Ecco i dieci candidati, e i voti riportati: – Porcellana voti 64 – Ferracciu 26 – Solinas Salv. 23 – Solinas Mossa 23 – Valdettaro 22 – Binna Domenico 19 – Loriga Dottore 19 – Tanda avvocato 17 – Pisano Marras 17 – Frazioli 17. – La nomina di colonnello cadde sopra il Porcellana.
I Bersaglieri nazionali, anch’essi facevano pompa col famoso cappello all’italiana e col pennacchio cadente sulla spalla destra. Nel maggio si chiedeva all’Intendente l’autorizzazione di poter fare una passeggiata militare sino a Sorso. Era una smania! Tutti avrebbero voluto essere bersaglieri!
• Leva
(19 dicembre). Si ricorre dal Municipio al Ministro della Guerra per l’ingiustizia e irregolarità che riscontrano negli inscritti per la leva; e di ciò causa il cattivo metodo e la mal tenuta dei libri parrocchiali, e la mancanza negli uffici comunali di registri di stato civile per controllare e accertare le omissioni dei parroci. Con basi così incomplete non potevasi riuscire che alla confusione; a Sassari furono molto pregiudicati i giovani della classe 1831, chiamati dal Governo.

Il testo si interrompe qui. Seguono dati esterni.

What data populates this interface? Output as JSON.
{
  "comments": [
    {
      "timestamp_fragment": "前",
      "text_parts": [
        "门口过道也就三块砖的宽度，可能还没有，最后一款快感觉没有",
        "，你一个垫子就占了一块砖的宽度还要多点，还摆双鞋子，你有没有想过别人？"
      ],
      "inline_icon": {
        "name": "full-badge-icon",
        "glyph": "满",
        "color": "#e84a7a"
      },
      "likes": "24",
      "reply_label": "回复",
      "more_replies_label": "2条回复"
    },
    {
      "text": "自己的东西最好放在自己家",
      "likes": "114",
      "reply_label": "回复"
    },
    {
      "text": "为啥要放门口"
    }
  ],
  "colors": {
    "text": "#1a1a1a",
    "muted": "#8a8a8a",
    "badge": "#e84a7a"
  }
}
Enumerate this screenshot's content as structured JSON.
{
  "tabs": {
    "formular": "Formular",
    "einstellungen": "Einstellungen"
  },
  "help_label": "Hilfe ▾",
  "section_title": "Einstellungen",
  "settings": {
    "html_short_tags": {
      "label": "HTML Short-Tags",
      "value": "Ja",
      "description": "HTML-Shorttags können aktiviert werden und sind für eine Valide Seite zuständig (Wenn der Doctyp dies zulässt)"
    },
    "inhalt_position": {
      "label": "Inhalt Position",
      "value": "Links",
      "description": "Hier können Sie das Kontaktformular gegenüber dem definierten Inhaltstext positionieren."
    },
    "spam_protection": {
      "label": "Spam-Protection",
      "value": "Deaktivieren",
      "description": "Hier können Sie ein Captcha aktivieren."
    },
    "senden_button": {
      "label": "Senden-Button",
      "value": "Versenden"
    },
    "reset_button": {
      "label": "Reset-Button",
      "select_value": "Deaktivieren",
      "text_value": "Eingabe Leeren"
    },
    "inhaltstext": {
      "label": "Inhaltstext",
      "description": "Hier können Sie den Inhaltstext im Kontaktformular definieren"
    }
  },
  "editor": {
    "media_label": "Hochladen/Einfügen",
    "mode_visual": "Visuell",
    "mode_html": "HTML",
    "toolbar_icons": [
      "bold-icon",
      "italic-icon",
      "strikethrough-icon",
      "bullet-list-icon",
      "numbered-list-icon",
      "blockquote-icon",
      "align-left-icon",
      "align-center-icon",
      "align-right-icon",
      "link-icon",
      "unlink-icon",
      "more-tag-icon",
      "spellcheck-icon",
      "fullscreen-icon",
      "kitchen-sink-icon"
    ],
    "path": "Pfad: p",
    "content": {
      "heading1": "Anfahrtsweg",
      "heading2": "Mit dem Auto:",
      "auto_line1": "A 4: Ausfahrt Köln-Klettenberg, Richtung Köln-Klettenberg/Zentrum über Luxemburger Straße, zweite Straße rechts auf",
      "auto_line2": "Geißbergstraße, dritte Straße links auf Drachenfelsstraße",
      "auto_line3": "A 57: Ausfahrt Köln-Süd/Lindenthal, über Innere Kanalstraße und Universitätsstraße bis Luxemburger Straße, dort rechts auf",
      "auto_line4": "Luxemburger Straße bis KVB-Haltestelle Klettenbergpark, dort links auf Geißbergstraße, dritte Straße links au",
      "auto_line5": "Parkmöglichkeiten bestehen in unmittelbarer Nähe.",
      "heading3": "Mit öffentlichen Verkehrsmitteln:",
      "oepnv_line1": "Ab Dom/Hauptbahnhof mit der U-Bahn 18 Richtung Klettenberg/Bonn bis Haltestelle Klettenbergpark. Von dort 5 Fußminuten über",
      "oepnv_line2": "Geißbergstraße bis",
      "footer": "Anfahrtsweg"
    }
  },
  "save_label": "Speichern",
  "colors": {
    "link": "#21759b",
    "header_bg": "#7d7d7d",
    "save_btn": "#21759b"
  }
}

Il numero degli inscritti a Sassari era in origine di 389; da cui dedotti dieci morti, rimanevano 379; e in base a questa cifra ripartivasi dall’Ispezione generale di Leva il contingente per il comune di Sassari. Ma questo risultato era infedele – si scrive al Ministro – perché un numero ragguardevole d’inscritti, nati di passaggio o per accidente, nonché i molti bastardi e poi spariti per ignoranza di parenti o domicilio, non fecero che pregiudicare la estrazione; e quindi mormorazioni ed ire di Dio!
• Capo d’anno
Verso la fine di dicembre si pubblica dal Municipio un manifesto, invitando il pubblico a concorrere ad una sottoscrizione in favore dell’Ospedale civile, col benefizio di potersi sottrarre alle visite ed ai complimenti del capo d’anno. – Questo nuovo sistema di dispense era già stato messo in pratica altra volta.